Pembagian Waris dalam Islam: Fardh dan ‘Asabah Secara Adil
TATSQIF ONLINE – Hukum waris dalam Islam merupakan salah satu aspek penting dalam fiqh muamalah yang bertujuan untuk menjaga keadilan dan keseimbangan dalam pembagian harta warisan. Pembagian warisan diatur secara rinci dalam Al-Qur’an, hadits, serta ijtihad para ulama agar tidak terjadi konflik di antara ahli waris. Dalam hukum Islam, pembagian warisan memiliki dua kategori utama, yaitu dengan fardh (furudh muqaddarah) dan ‘asabah. Furudh adalah bagian waris yang telah ditentukan jumlahnya berdasarkan ketetapan syariat, sedangkan ‘asabah adalah bagian waris yang diperoleh setelah pembagian fardh, jika masih ada sisa harta warisan.

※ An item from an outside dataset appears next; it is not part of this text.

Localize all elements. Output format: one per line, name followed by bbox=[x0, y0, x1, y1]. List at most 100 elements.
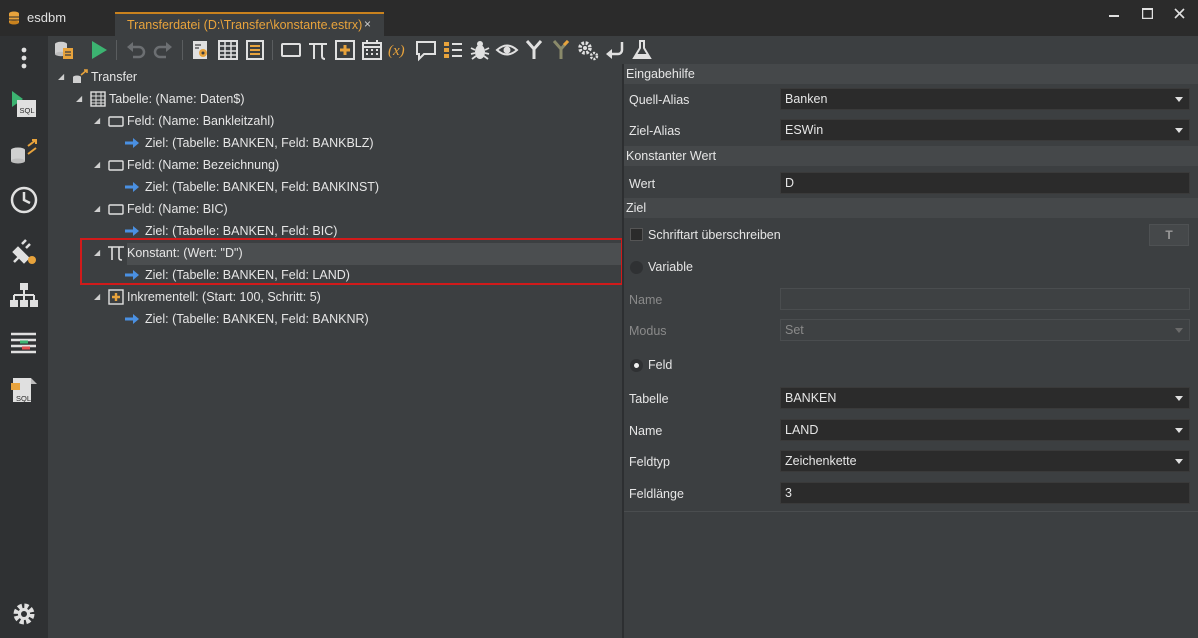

Hukum waris Islam memiliki keistimewaan dibandingkan sistem waris lainnya karena memiliki prinsip-prinsip dasar yang menjunjung keadilan, keseimbangan antara hak dan kewajiban, serta perlindungan terhadap hak-hak perempuan dan anak-anak. Seperti yang dijelaskan oleh Ahmad Azhar Basyir dalam Hukum Waris Islam (2000), sistem waris Islam menekankan bahwa harta yang ditinggalkan oleh pewaris harus dibagikan dengan prinsip keadilan dan sesuai dengan aturan yang telah ditetapkan syariat. Oleh karena itu, pemahaman yang baik terhadap pembagian harta waris dengan fardh dan ‘asabah sangat diperlukan agar tidak terjadi kesalahpahaman dan sengketa dalam keluarga.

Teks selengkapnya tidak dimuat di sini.